06/11/2022

DÚVIDA POLÍTICA

Se tudo estiver bem com o Brasil, você acha que tudo estará bem com a sua cidade?

Minha resposta é um sonoro NÃO, porque os municípios são administrados de forma independente e, infelizmente, nenhum dos 5.570 municípios é administrado de forma legal e tecnicamente correta!

POR QUÊ?

Simplesmente porque as cidades devem ser administradas de forma democrática por meio da participação da população e de associações representativas dos vários segmentos da comunidade. Lamentavelmente, isso não ocorre, ou seja, a população não participa do processo de gestão pública. Não participa, por exemplo, da elaboração, execução e fiscalização do Plano Diretor (planejamento estratégico da cidade por 10 anos), o Plano Plurianual – PPA (4 anos), a Lei de Diretrizes Orçamentárias – LDO (lei anual que traça as diretrizes para a elaboração do orçamento anual e define as metas e prioridades de obras e serviços) e a Lei Orçamentária Anual – LOA (lei anual que trata das receitas e despesas).

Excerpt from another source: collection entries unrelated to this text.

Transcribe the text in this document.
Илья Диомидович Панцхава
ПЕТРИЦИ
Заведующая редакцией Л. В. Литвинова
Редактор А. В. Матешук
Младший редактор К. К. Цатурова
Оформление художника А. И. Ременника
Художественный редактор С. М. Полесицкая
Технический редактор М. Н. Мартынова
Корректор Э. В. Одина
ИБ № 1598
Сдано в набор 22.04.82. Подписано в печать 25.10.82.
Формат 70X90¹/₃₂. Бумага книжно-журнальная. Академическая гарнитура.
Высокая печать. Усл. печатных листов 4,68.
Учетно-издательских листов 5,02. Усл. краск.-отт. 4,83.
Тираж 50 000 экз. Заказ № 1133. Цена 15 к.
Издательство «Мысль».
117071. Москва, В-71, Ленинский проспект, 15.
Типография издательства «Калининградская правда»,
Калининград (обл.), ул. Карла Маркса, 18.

Os cidadãos pagam impostos (um terço dos seus rendimentos!), votam nas eleições (assinam um cheque em branco!) e, depois, como disse o General Mourão, vão  reclamar no botequim e nas redes sociais.

Como a população não participa do processo de gestão pública, as cidades, continuam a ser administradas como nos tempos de nossos avós, de forma centralizada, autoritária, burocrática e de acordo com as lideranças que se encontram no poder as quais mudam a cada eleição. Sem falar de corrupção e obras superfaturadas!

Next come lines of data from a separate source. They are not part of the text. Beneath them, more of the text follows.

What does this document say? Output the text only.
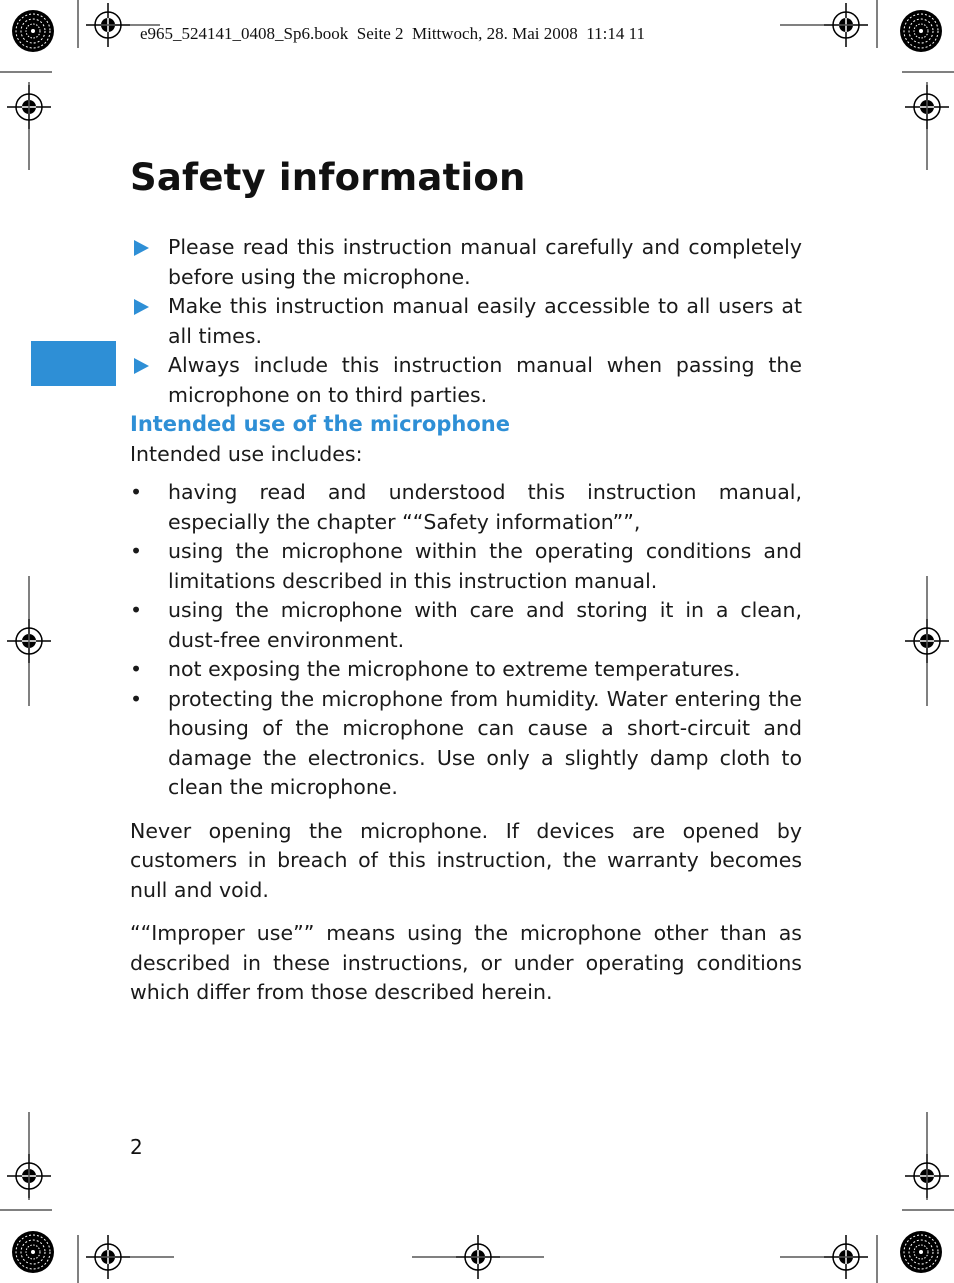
e965_524141_0408_Sp6.book  Seite 2  Mittwoch, 28. Mai 2008  11:14 11
Safety information

Please read this instruction manual carefully and completely before using the microphone.

Make this instruction manual easily accessible to all users at all times.

Always include this instruction manual when passing the microphone on to third parties.

Intended use of the microphone

Intended use includes:

• having read and understood this instruction manual, especially the chapter ““Safety information””,

• using the microphone within the operating conditions and limitations described in this instruction manual.

• using the microphone with care and storing it in a clean, dust-free environment.

• not exposing the microphone to extreme temperatures.

• protecting the microphone from humidity. Water entering the housing of the microphone can cause a short-circuit and damage the electronics. Use only a slightly damp cloth to clean the microphone.

Never opening the microphone. If devices are opened by customers in breach of this instruction, the warranty becomes null and void.

““Improper use”” means using the microphone other than as described in these instructions, or under operating conditions which differ from those described herein.

2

Em resumo, o todo (que é o Brasil) pode estar bem; mas as partes (que são os municípios) podem não estar bem, isto é, não estão atendendo ao princípio constitucional de “ordenar o pleno desenvolvimento das funções sociais da cidade e garantir o bem-estar de seus habitantes” (Art. 182 da CF/88). 

As cidades somente passarão a atender aos anseios e às necessidades da população – principalmente das classes marginalizadas – quando forem administradas conforme determinam as leis, especialmente o Estatuto da Cidade, a Lei de Responsabilidade Fiscal e a Lei de Acesso à Informação. Sem ampla participação da população – nada mudará e tudo vai continuar como dantes no quartel de Abrantes!